The method of Figure 15 is particularly beneficial for hardware resource allocation, e.g. for memory constrained devices. The method can also be deployed on cloud services, e.g. Amazon® Web Services (AWS) or Google® Cloud Platform (GCLOUD). It can also be deployed on memory limited and battery budgeted edge devices (e.g. mobile phones and FPGAs). The way models are built using the method of Figure 15 may also enable robots to ‘see’ (e.g. perform detection, classification and/or localisation tasks) in conditions of poor visibility (e.g. hazy, rainy or foggy environments).

The described methods also differ from the conventional use of sparse coding techniques for machine learning. Conventional methods obtain sparse codes by making use of a fixed (or ready-made) dictionary (e.g. contourlets) as feature vectors. In contrast, the above described methods correspond to learning dictionaries and sparse codes from input images (or image blocks / segments / patches). Furthermore, the above described methods may reduce the training time (e.g. by using a low-dimensionality sparse coding) and weight binarization may reduce inference time, computational cost and memory usage.

Alternative classification methods

In an alternative example, classification of input data may be performed without the use of an artificial neural network.
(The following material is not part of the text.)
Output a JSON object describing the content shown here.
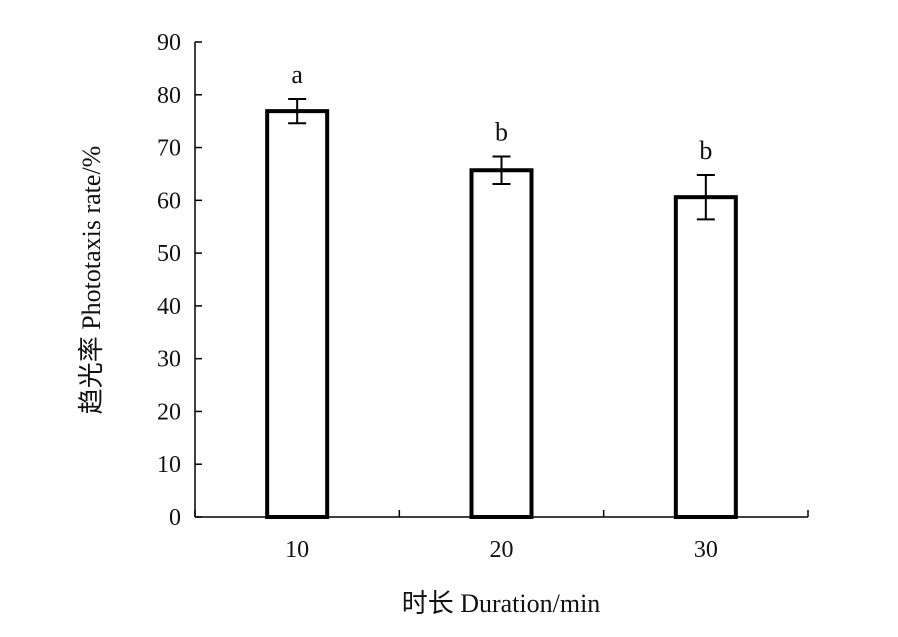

If specific (preferably generic) dictionaries are determined for each class of objects (e.g. car, person, tree, etc.), the input data may be classified by finding the dictionary with the sparsest representation (sparsest sparse coding).
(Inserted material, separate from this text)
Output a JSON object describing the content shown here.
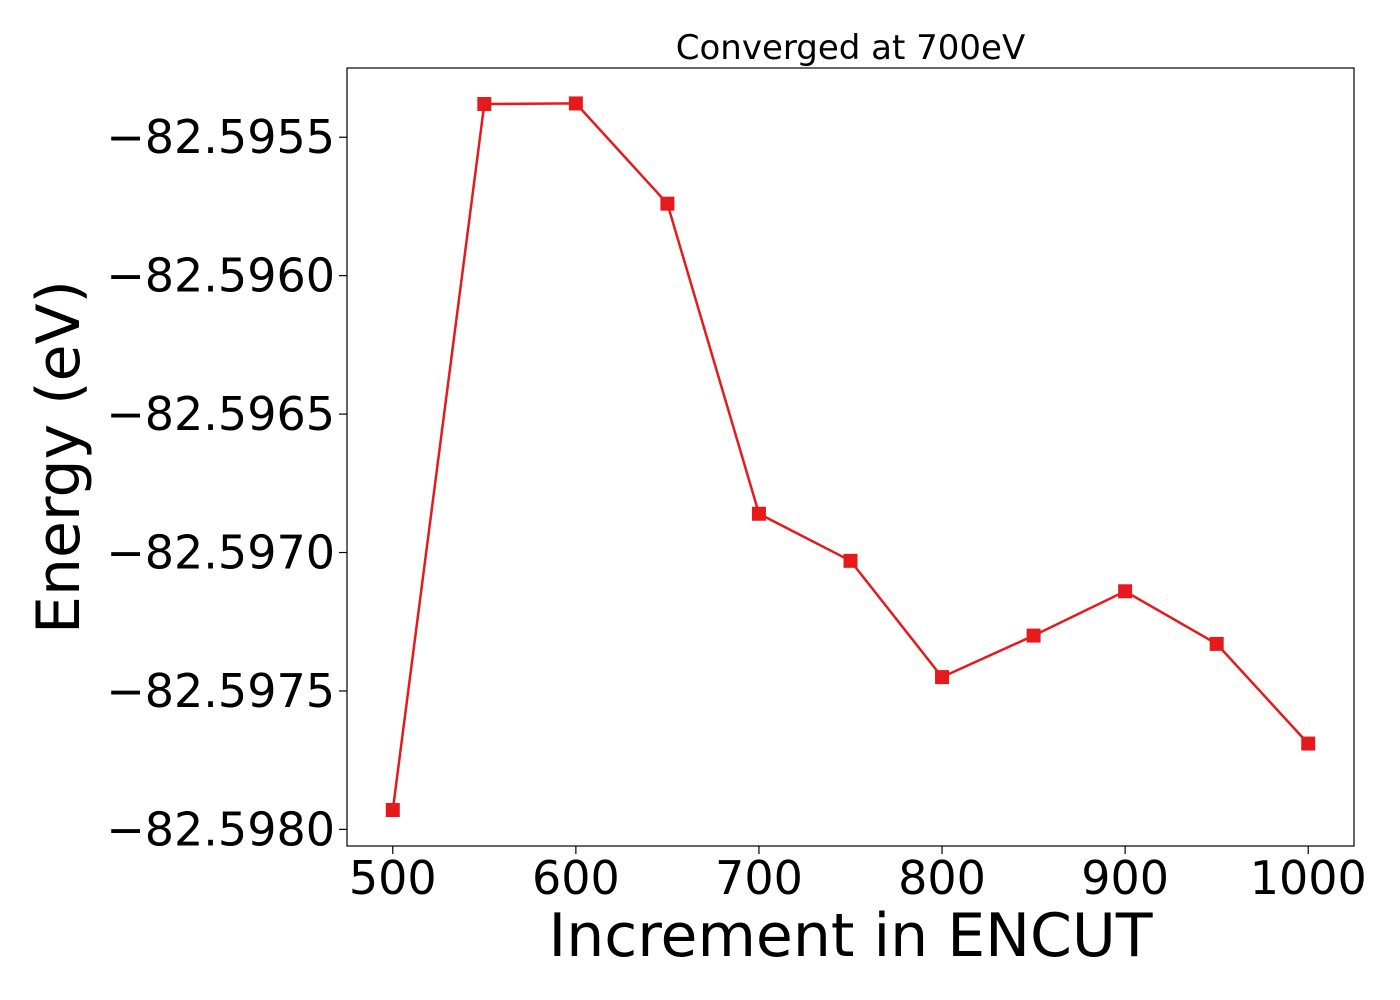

In a further alternative example, the dictionary and sparse codes may be used for image classification as shown in Stage 3 (lines 15-20) of the pseudo-code above.

In a yet further alternative example, the artificial neural network may be trained using the dictionary rather than the sparse codes as described above.
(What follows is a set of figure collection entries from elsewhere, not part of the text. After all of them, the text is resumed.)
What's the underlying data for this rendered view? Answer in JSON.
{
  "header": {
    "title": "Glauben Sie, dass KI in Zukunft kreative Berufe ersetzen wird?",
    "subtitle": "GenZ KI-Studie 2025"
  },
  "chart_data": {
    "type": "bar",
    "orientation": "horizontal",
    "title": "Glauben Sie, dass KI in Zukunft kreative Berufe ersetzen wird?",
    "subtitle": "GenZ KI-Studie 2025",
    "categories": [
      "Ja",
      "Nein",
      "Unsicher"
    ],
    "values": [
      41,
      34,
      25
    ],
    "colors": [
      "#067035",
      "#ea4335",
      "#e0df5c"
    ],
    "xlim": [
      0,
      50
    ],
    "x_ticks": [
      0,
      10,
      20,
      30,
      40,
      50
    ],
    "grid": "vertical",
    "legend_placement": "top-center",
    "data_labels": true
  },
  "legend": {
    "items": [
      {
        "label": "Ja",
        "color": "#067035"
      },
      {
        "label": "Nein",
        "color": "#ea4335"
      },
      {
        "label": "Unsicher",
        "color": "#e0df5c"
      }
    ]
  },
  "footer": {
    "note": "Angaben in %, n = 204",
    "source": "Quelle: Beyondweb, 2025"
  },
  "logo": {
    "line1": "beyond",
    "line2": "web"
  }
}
Alternatives and modifications

Various other modifications will be apparent to those skilled in the art. For example while the detailed description has described a method of identifying/classifying objects in images, the method is more broadly useable for any dataset that contains a plurality of datapoints, where these datapoints may relate, for example, to audio or textual data.

It will be appreciated that the described methods may be used as an input in motive/navigation systems for robots or other powered machines. Decisions may be taken based on the detected objects, for example to control motive systems so as to avoid or head towards a particular detected object.

In various embodiments, the size of the reduced set of basis elements is determined using a predetermined ratio or determined based on an accuracy requirement. As an example, the set of basis elements may be selected to be one-fifth, or one-tenth of the size of the number of datapoints. There may also be determined a maximum, or a desired, amount of information loss, where the set of basis elements may be sized so as to avoid losing a certain amount of information from the number of datapoints.

Optionally, the described process of identifying images using an artificial neural network comprises obtaining a sparse representation of the image (comprising a plurality of basis elements) based on a plurality of pixels within the image. The basis elements preferably form an optimal representation of the image that may be combined to obtain the full set of datapoints. Identifying a feature based on the basis elements as opposed to the full set of datapoints may enable a feature to be extracted quickly and at a low processing cost. Optionally, determining a sparse representation comprises compressing the image, optionally by lossless compression.

It will be understood that the present disclosure has been described above purely by way of example, and modifications of detail can be made within the scope of the disclosure.

Reference numerals appearing in the claims are by way of illustration only and shall have no limiting effect on the scope of the claims.